Recebeu o Nobel em 2006 pela descoberta do mecanismo de “ARN de interferência”. Pode explicar brevemente do que se trata?
As células vivem na idade da informação há milhares de milhões de anos. Portanto, precisam de ter maneira pesquisar informação e para isso desenvolveram uma série de maquinarias muito parecidas com o Google, que nós utilizamos para fazer pesquisas na Web.
As células fazem pesquisas usando curtas sequências de informação genética – neste caso, de ARN – para encontrar dentro de si a informação correspondente a essas sequências e conseguirem controlar (regular) essa informação. Ora, esse mecanismo de pesquisa só foi descoberto, no início dos anos 1990, por Andrew Fire e eu quando trabalhávamos no verme C. elegans.
O que descobrimos foi que estes organismos apresentavam uma resposta notável ao ARN em cadeia dupla. O ARN é uma forma de informação genética muito semelhante ao ADN e nós demos por ele por acaso. Vimos que, quando fornecíamos às células fragmentos de ARN em cadeia dupla, as células conseguiam integrar esse ARN dentro do seu tal “motor de busca” e programar artificialmente o seu mecanismo de pesquisa com uma sequência fornecida por nós. Ou seja, era possível utilizar esse mecanismo já existente para encontrar e regular informação escolhida por nós. E isso era espantoso.

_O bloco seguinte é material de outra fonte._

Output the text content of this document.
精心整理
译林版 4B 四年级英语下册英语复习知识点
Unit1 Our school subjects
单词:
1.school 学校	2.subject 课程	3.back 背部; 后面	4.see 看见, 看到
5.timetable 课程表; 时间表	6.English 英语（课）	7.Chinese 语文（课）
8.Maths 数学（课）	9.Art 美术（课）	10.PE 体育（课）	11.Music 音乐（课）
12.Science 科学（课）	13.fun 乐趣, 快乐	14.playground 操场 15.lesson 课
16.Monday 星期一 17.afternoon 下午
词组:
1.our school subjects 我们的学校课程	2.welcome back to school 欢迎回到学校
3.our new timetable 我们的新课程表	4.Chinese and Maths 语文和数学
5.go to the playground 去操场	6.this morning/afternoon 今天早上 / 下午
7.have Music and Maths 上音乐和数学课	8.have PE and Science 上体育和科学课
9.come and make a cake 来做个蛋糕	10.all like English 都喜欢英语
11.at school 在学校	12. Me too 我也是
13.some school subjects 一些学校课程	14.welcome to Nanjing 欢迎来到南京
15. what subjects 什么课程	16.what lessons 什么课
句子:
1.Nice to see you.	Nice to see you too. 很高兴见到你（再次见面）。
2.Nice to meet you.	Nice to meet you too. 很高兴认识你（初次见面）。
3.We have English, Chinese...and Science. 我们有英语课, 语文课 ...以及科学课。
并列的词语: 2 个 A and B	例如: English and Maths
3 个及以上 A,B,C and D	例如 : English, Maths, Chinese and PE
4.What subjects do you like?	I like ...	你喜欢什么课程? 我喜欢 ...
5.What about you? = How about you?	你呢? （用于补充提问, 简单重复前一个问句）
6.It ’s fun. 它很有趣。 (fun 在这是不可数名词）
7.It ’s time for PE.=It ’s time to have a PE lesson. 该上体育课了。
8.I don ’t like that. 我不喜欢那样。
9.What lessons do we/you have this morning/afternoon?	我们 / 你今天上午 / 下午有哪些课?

E uma vez encontrada a informação que procuram, o que fazem com ela?
Bom, é isso que é mesmo fantástico. Há uma enzima, que chamamos uma argonauta, que é uma proteína que segura nas extremidades da sequência de ARN a pesquisar. Esse ARN é de facto um pequeno bocado de informação, equivalente a teclarmos duas ou três palavras na caixa do motor de pesquisa no nosso browser para encontrar, por exemplo, uma citação de Shakespeare tal como “ser ou não ser”.
A argonauta segura na pequena sequência de ARN e usa então a informação genética para pesquisar o alvo coincidente dentro da célula. E fá-lo de uma forma extremamente bela: as primeiras letras da sequência são apresentadas primeiro e, se coincidirem, então as letras que se seguem passam a participar na procura do alvo – e se essas também coincidirem, o “motor” pode então soltar a outra extremidade do ARN, que se vai a seguir enrolar à volta do alvo.
As duas sequências [a de pesquisa e o alvo] emparelham-se então completamente, dando origem a uma belíssima estrutura em hélice. E à medida que esta hélice se forma, empurra a sequência-alvo para dentro de um “centro catalítico” [um complexo molecular] no interior do qual a argonauta vai cortar esse alvo de ARN.
Torna-se assim possível não apenas encontrar, mas também regular, controlar, a informação encontrada. É incrível. É um pouco como aquilo que estamos a aprender a fazer – e os piratas informáticos também – com as nossas tecnologias de informação: encontrar informação, regulá-la, controlá-la graças a determinados mecanismos.
Felizmente para nós, descobrimos como usar estes motores de busca celulares, tanto para fins de investigação como para fins terapêuticos. É muito entusiasmante.
Mas é o ARN em dupla cadeia que se liga à enzima argonauta e a seguir as duas cadeias são separadas? O ARN não precisa de ser uma cadeia simples para se conseguir emparelhar com o ARN-alvo?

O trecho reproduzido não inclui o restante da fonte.